Ich denke, es mangelt vor allem an objektiven Testmethoden ...   Man könnte eigentlich nur die einzelnen Sensoren vermessen, in dem man sie super genau (mind.  1*10^-5 m) bewegt (Versuchsaufbau aus passenden Schrittmotoren?)  und dann wirklich exakt ausliest, was sie für ein Signal wiedergeben ...    Und das dann interpretiert.  Düfte ziemlich schwierig werden ...


----------



## vvoll3 (8. Januar 2013)

*AW: Mäuse und deren Sensoren*

Die Sensoren sind kein Problem, die verschiedenen Firmwares der einzelnen (CMOS-LED)Mäuse sind es. Die VSCEL und Doppler sind weniger problematisch.


----------



## Gast1668381003 (12. Januar 2013)

*AW: Mäuse und deren Sensoren*

Sehr schöne Liste, kann man weiterempfehlen 

Allerdings wundere ich mich noch immer, das in einigen Tt eSports-Mäusen (Black Element, Theron) inzwischen der 9500er Sensor drin ist, denn max. _5.600 dpi_ deuten afaik auf den Philips Twin-Eye 2032 hin, aber was solls...

DA 3.5/2013, IMO/IME 1.1/3.0, Savu, G400/MX518 - die Creme de la creme


----------



## vvoll3 (12. Januar 2013)

*AW: Mäuse und deren Sensoren*



Nightlight schrieb:


> Sehr schöne Liste, kann man weiterempfehlen
> 
> Allerdings wundere ich mich noch immer, das in einigen Tt eSports-Mäusen (Black Element, Theron) inzwischen der 9500er Sensor drin ist, denn max. _5.600 dpi_ deuten afaik auf den Philips Twin-Eye 2032 hin, aber was solls...

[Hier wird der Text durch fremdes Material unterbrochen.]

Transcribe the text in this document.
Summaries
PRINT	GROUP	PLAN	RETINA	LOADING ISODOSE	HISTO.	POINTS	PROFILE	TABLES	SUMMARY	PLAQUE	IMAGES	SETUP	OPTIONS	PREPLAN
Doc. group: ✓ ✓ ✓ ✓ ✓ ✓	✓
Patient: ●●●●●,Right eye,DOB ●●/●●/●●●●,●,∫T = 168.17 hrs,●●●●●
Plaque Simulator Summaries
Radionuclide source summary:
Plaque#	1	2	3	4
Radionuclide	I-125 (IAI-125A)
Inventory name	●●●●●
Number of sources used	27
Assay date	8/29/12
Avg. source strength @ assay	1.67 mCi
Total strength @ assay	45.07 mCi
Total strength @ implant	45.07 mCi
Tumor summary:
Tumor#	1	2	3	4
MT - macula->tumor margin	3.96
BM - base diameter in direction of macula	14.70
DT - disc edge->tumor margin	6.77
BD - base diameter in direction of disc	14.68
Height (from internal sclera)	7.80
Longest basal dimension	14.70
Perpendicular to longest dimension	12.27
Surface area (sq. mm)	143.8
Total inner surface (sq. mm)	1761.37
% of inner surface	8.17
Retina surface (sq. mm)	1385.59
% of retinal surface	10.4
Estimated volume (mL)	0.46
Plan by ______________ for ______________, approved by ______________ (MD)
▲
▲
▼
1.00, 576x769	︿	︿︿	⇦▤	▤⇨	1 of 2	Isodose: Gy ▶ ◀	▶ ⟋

Verschiedene SROMs und so. Wenn du die Theron noch hast brauchst du sie ja nur umdrehen.


----------



## Superwip (12. Januar 2013)

*AW: Mäuse und deren Sensoren*

Welche Sensoren haben eigentlich die Microsoftmäuse mit BlueTrack Technik? Gibt es da nur einen?


----------



## vvoll3 (12. Januar 2013)

*AW: Mäuse und deren Sensoren*



Superwip schrieb:


> Welche Sensoren haben eigentlich die Microsoftmäuse mit BlueTrack Technik? Gibt es da nur einen?



2, einen 1000dpi mit einer Malfunction Speed um die 1m/s und den aus der X8 mit 4000 mit hoher PCS aber schlechter Cursorquali.


----------



## Superwip (13. Januar 2013)

*AW: Mäuse und deren Sensoren*

Okay interressant


----------



## soyus3 (3. Mai 2013)

*AW: Mäuse und deren Sensoren*

Hallo vvoll3,

sehr übersichtliche Liste!!! Ich habe sie mal hier mit im Forum auf ESReality (Quake und eSport) gepostet: ESR - mouses using flawless sensors - Hardware Forum
Der Thread dort ist mittlerweile sehr unübersichtlich geworden, aber dort sind viele Infos zu den Verhaltensweisen der einzelnen Sensoren drin.

Grüße, unihumi


----------



## vvoll3 (27. Juli 2013)

*AW: Mäuse und deren Sensoren*



vvoll3 schrieb:


> Werd das Ganze demnächst noch ein klein wenig erweitern, vielleicht, oder auch nicht, kommt darauf an ob ich noch die Motivation dazu finde.



Ich werde ich das Ganze etwas anders angehen und sage darum einfach, wenn es Fragen gibt, dann raus damit, Wichtiges und Erwähnenswertes kommt dann als FAQ in den Anfangspost. Eine generelle kurze Funktionsübersicht folgt dann nächstes WE, diesmal allerdings versprochen.


----------



## okeanos7 (7. August 2013)

Wo ist sie? 

Und bitte bitte mach die herstellernamen fett und lass dazwischen etwas platzt.


----------



## vvoll3 (7. August 2013)

*AW: Mäuse und deren Sensoren*

Ich hab leider erst seit heute wieder Zugang zu meinem PC, darum ging nichts weiter, mit dem Handy war mir das zu frustrierend.


----------



## ebastler (23. Oktober 2013)

*AW: Mäuse und deren Sensoren*

Super Sache, danke!


----------



## vvoll3 (16. März 2015)

*AW: Mäuse und deren Sensoren*



vvoll3 schrieb:


> Ich hab leider erst seit heute wieder Zugang zu meinem PC, darum ging nichts weiter, mit dem Handy war mir das zu frustrierend.



Und da ich generell motivationslos bin, habe ich heute erst den Eingangspost geupdatet, ausserdem kommt da noch einiges mehr, da es sich allerdings um ein komplexes Thema handelt welches man nicht leicht zusammenfassen kann wird auch das noch eine Weile dauern. :>


----------